Who Faces the Biggest Risk?
If you’re already seriously ill that’s not good. Ventilator patients face terrible odds. Again, same goes for anyone with a weakened immune system. Long hospital stays increase your risk, especially in ICUs and long-term acute care hospitals.
Researchers studied infected patients in Nevada and Florida last July. The results were brutal. More than half landed in intensive care. Over a third needed machines to breathe for them. Blood transfusions kept more than half alive. Average age ran from early to mid-60s.
What Makes This Fungus So Hard to Beat?
The medical arsenal against Candida auris is pretty bare. Antifungal medications mostly fail. The nastiest strains shrug off every available drug.
It also survives far longer than most pathogens. Catheters harbor it. Breathing tubes carry it. IV lines too. It lives on bed rails and blood pressure cuffs. Windowsills in patient rooms test positive weeks after discharge. Hospitals that get infested face brutal, prolonged fights to eliminate it.

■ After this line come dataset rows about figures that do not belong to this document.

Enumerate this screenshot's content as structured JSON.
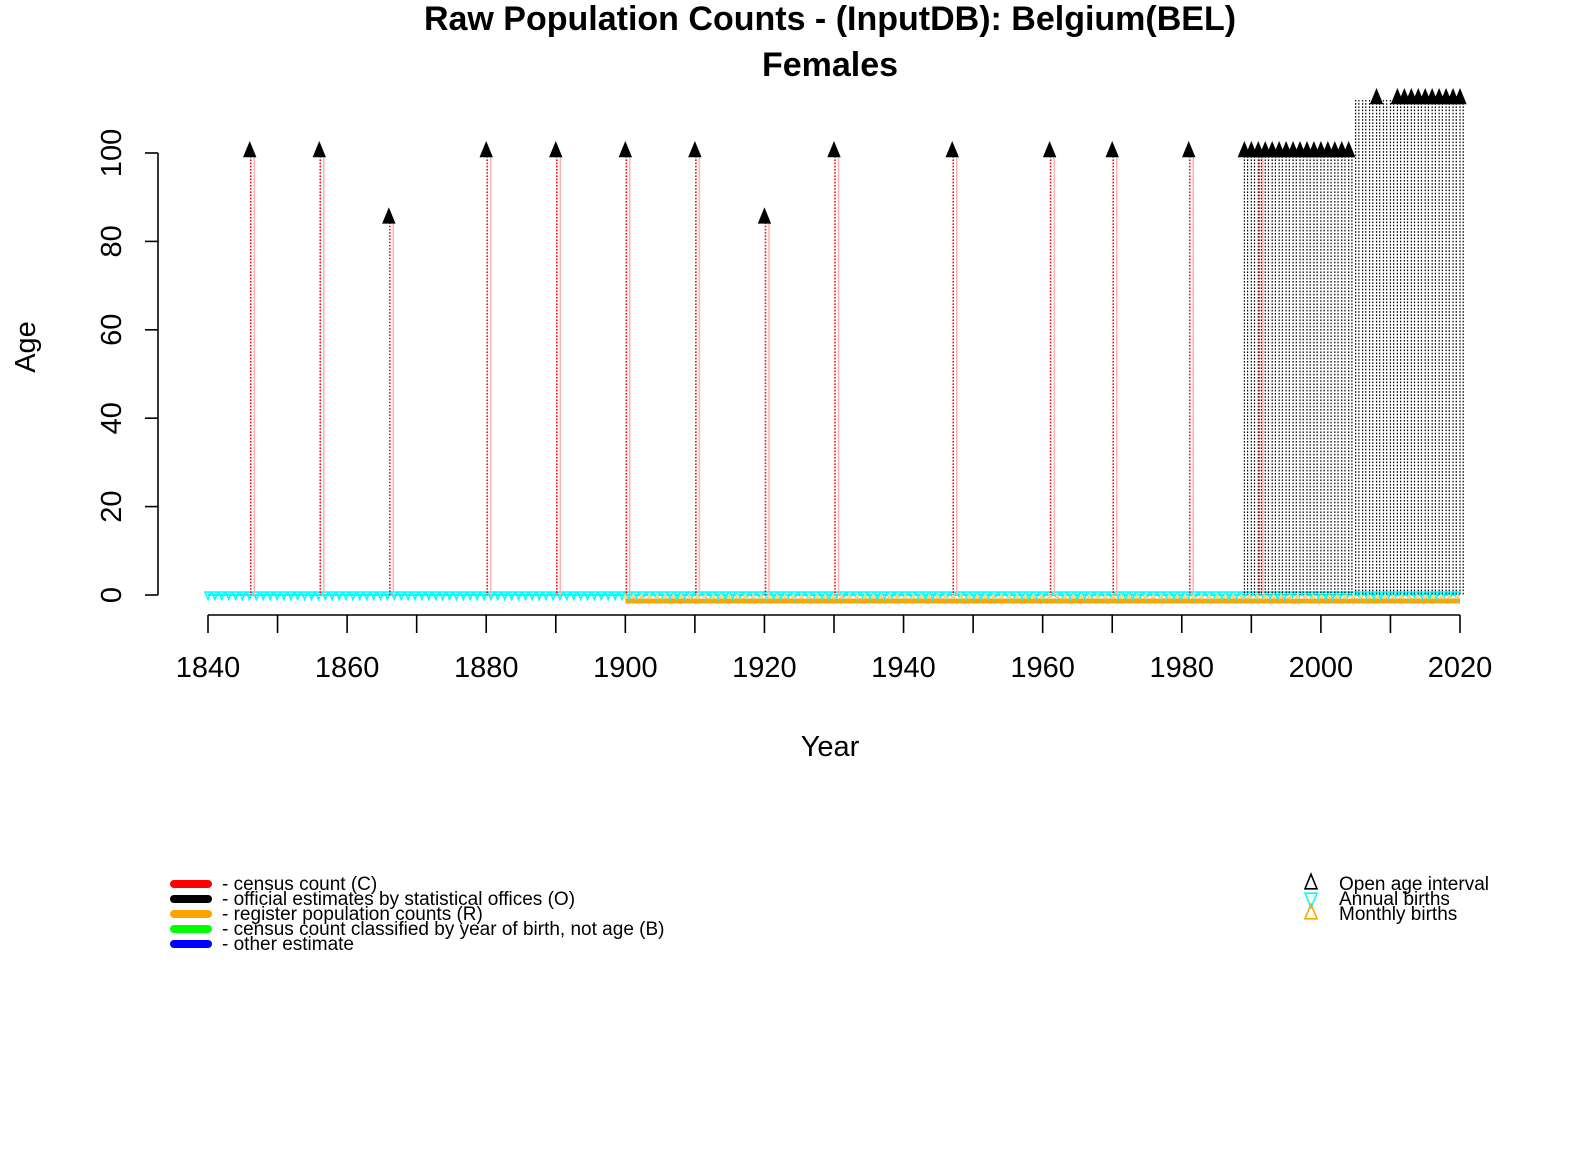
{
  "chart_data": {
    "type": "scatter",
    "title": "Raw Population Counts - (InputDB): Belgium(BEL)",
    "subtitle": "Females",
    "xlabel": "Year",
    "ylabel": "Age",
    "xlim": [
      1840,
      2020
    ],
    "ylim": [
      0,
      112
    ],
    "xticks": [
      1840,
      1860,
      1880,
      1900,
      1920,
      1940,
      1960,
      1980,
      2000,
      2020
    ],
    "yticks": [
      0,
      20,
      40,
      60,
      80,
      100
    ],
    "xticks_minor": [
      1850,
      1870,
      1890,
      1910,
      1930,
      1950,
      1970,
      1990,
      2010
    ],
    "colors": {
      "census": "#ff0000",
      "census_light": "#ffb0b0",
      "official": "#000000",
      "register": "#ffa500",
      "births_annual": "#00ffff",
      "births_monthly": "#ffa500",
      "cohort": "#00ff00",
      "other": "#0000ff"
    },
    "series": [
      {
        "name": "census count (C)",
        "code": "C",
        "years": [
          1846,
          1856,
          1866,
          1880,
          1890,
          1900,
          1910,
          1920,
          1930,
          1947,
          1961,
          1970,
          1981,
          1991
        ],
        "open_age": [
          100,
          100,
          85,
          100,
          100,
          100,
          100,
          85,
          100,
          100,
          100,
          100,
          100,
          100
        ]
      },
      {
        "name": "official estimates by statistical offices (O)",
        "code": "O",
        "years": [
          1989,
          1990,
          1991,
          1992,
          1993,
          1994,
          1995,
          1996,
          1997,
          1998,
          1999,
          2000,
          2001,
          2002,
          2003,
          2004,
          2005,
          2006,
          2007,
          2008,
          2009,
          2010,
          2011,
          2012,
          2013,
          2014,
          2015,
          2016,
          2017,
          2018,
          2019,
          2020
        ],
        "open_age": [
          100,
          100,
          100,
          100,
          100,
          100,
          100,
          100,
          100,
          100,
          100,
          100,
          100,
          100,
          100,
          100,
          112,
          112,
          112,
          112,
          112,
          112,
          112,
          112,
          112,
          112,
          112,
          112,
          112,
          112,
          112,
          112
        ],
        "open_marker_years": [
          1989,
          1990,
          1991,
          1992,
          1993,
          1994,
          1995,
          1996,
          1997,
          1998,
          1999,
          2000,
          2001,
          2002,
          2003,
          2004,
          2008,
          2011,
          2012,
          2013,
          2014,
          2015,
          2016,
          2017,
          2018,
          2019,
          2020
        ]
      },
      {
        "name": "register population counts (R)",
        "code": "R",
        "range": [
          1900,
          2020
        ],
        "age": -1
      },
      {
        "name": "Annual births",
        "range": [
          1840,
          2020
        ],
        "age": 0
      },
      {
        "name": "Monthly births",
        "range": [
          1900,
          2020
        ],
        "age": 0
      }
    ],
    "legend_left": [
      {
        "label": "- census count (C)",
        "color": "#ff0000"
      },
      {
        "label": "- official estimates by statistical offices (O)",
        "color": "#000000"
      },
      {
        "label": "- register population counts (R)",
        "color": "#ffa500"
      },
      {
        "label": "- census count classified by year of birth, not age (B)",
        "color": "#00ff00"
      },
      {
        "label": "- other estimate",
        "color": "#0000ff"
      }
    ],
    "legend_right": [
      {
        "label": "Open age interval",
        "symbol": "triangle-up",
        "color": "#000000"
      },
      {
        "label": "Annual births",
        "symbol": "triangle-down",
        "color": "#00ffff"
      },
      {
        "label": "Monthly births",
        "symbol": "triangle-up",
        "color": "#ffa500"
      }
    ],
    "legend_placement": [
      "bottom-left",
      "bottom-right"
    ]
  }
}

Climate change might be making things worse. Human body temperature—98.6 degrees—normally kills most fungi. That’s our natural defense. But Arturo Casadevall, a Johns Hopkins microbiologist, says global warming is changing the game. Fungi are adapting to higher temperatures. Some now tolerate what he calls “the temperature barrier.” They can survive inside human bodies.

Stopping the Spread
For the general public, the best defense is basic hygiene when visiting healthcare facilities:
- Wash your hands thoroughly before and after hospital or nursing home visits
- Use hand sanitizer stations at facility entrances and exits
- Avoid touching your face during visits
- Don’t sit on patient beds or touch medical equipment
- Clean your hands again when you get to your car
If you’re immunocompromised or have HIV, talk to your doctor about extra precautions before any hospital visit or stay. Ask what screening protocols the facility has in place for Candida auris.

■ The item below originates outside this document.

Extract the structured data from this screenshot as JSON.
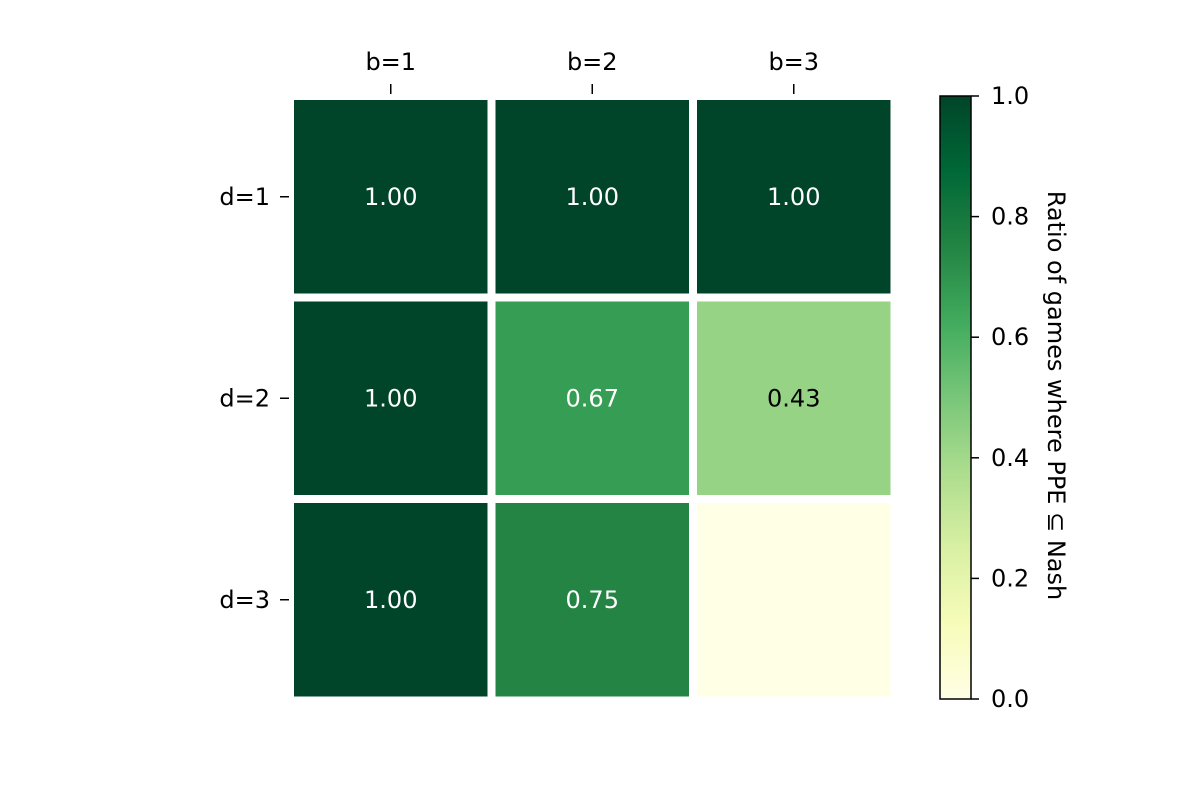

Inside hospitals and nursing homes, staff follow stricter protocols. The CDC recommends:
- Frequent hand washing by healthcare workers using alcohol-based sanitizer
- Isolating infected patients from others
- Constant disinfection of patient rooms
- Required gloves and gowns for staff treating infected patients
- Hand cleaning stations for visitors using soap and water or sanitizer
Where the Fungus Has Spread
Active outbreaks are underway in 12 states right now (as of Jan. 20): Arizona, California, Florida, Indiana, Louisiana, Maryland, Michigan, Mississippi, Ohio, Pennsylvania, Tennessee, and Virginia.

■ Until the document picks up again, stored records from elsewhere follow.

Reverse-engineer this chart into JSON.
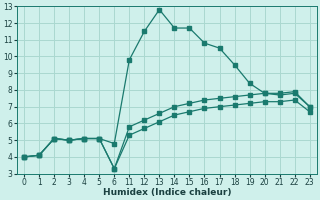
{
  "bg_color": "#cff0eb",
  "grid_color": "#aad8d0",
  "line_color": "#1a7a6e",
  "xlabel": "Humidex (Indice chaleur)",
  "xlim": [
    0,
    24
  ],
  "ylim": [
    3,
    13
  ],
  "yticks": [
    3,
    4,
    5,
    6,
    7,
    8,
    9,
    10,
    11,
    12,
    13
  ],
  "xtick_positions": [
    0,
    1,
    2,
    3,
    4,
    5,
    6,
    11,
    12,
    13,
    14,
    15,
    16,
    17,
    18,
    19,
    20,
    21,
    22,
    23
  ],
  "xtick_labels": [
    "0",
    "1",
    "2",
    "3",
    "4",
    "5",
    "6",
    "11",
    "12",
    "13",
    "14",
    "15",
    "16",
    "17",
    "18",
    "19",
    "20",
    "21",
    "22",
    "23"
  ],
  "line1_x": [
    0,
    1,
    2,
    3,
    4,
    5,
    6,
    11,
    12,
    13,
    14,
    15,
    16,
    17,
    18,
    19,
    20,
    21,
    22,
    23
  ],
  "line1_y": [
    4.0,
    4.1,
    5.1,
    5.0,
    5.1,
    5.1,
    4.8,
    9.8,
    11.5,
    12.8,
    11.7,
    11.7,
    10.8,
    10.5,
    9.5,
    8.4,
    7.8,
    7.7,
    7.8,
    7.0
  ],
  "line2_x": [
    0,
    1,
    2,
    3,
    4,
    5,
    6,
    11,
    12,
    13,
    14,
    15,
    16,
    17,
    18,
    19,
    20,
    21,
    22,
    23
  ],
  "line2_y": [
    4.0,
    4.1,
    5.1,
    5.0,
    5.1,
    5.1,
    3.3,
    5.8,
    6.2,
    6.6,
    7.0,
    7.2,
    7.4,
    7.5,
    7.6,
    7.7,
    7.8,
    7.8,
    7.9,
    7.0
  ],
  "line3_x": [
    0,
    1,
    2,
    3,
    4,
    5,
    6,
    11,
    12,
    13,
    14,
    15,
    16,
    17,
    18,
    19,
    20,
    21,
    22,
    23
  ],
  "line3_y": [
    4.0,
    4.1,
    5.1,
    5.0,
    5.1,
    5.1,
    3.3,
    5.3,
    5.7,
    6.1,
    6.5,
    6.7,
    6.9,
    7.0,
    7.1,
    7.2,
    7.3,
    7.3,
    7.4,
    6.7
  ],
  "marker_size": 2.5,
  "linewidth": 0.9
}
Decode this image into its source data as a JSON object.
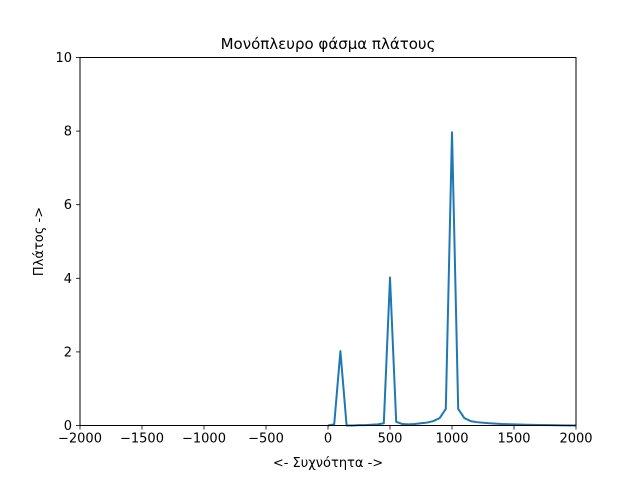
{
  "chart_data": {
    "type": "line",
    "title": "Μονόπλευρο φάσμα πλάτους",
    "xlabel": "<- Συχνότητα ->",
    "ylabel": "Πλάτος ->",
    "xlim": [
      -2000,
      2000
    ],
    "ylim": [
      0,
      10
    ],
    "xticks": [
      -2000,
      -1500,
      -1000,
      -500,
      0,
      500,
      1000,
      1500,
      2000
    ],
    "xtick_labels": [
      "−2000",
      "−1500",
      "−1000",
      "−500",
      "0",
      "500",
      "1000",
      "1500",
      "2000"
    ],
    "yticks": [
      0,
      2,
      4,
      6,
      8,
      10
    ],
    "ytick_labels": [
      "0",
      "2",
      "4",
      "6",
      "8",
      "10"
    ],
    "grid": false,
    "series": [
      {
        "color": "#1f77b4",
        "x": [
          0,
          50,
          100,
          150,
          200,
          250,
          300,
          350,
          400,
          450,
          500,
          550,
          600,
          650,
          700,
          750,
          800,
          850,
          900,
          950,
          1000,
          1050,
          1100,
          1150,
          1200,
          1300,
          1400,
          1500,
          1600,
          1700,
          1800,
          1900,
          2000
        ],
        "y": [
          0.0,
          0.03,
          2.02,
          0.0,
          0.0,
          0.01,
          0.01,
          0.02,
          0.03,
          0.06,
          4.02,
          0.1,
          0.04,
          0.03,
          0.04,
          0.06,
          0.08,
          0.12,
          0.2,
          0.45,
          7.97,
          0.45,
          0.2,
          0.12,
          0.09,
          0.06,
          0.04,
          0.03,
          0.02,
          0.015,
          0.01,
          0.005,
          0.0
        ]
      }
    ]
  }
}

Cases have popped up in 15 other states too: Colorado, Delaware, Georgia, Illinois, Iowa, Kansas, Kentucky, Montana, Nevada, North Carolina, Oregon, Texas, Utah, West Virginia, Wisconsin, and Wyoming.
Worried about exposure? Los Angeles County residents can reach the Acute Communicable Disease Control office at 888-397-3993 or 213-240-7821 during business hours. Healthcare providers should fax reports to 888-397-3778 or 213-482-5508.
The CDC’s assessment is pretty clear: If you’re healthy, you’ll probably shake off the infection without issue. But step inside a hospital or nursing home as a patient already fighting another illness? This fungus can be deadly.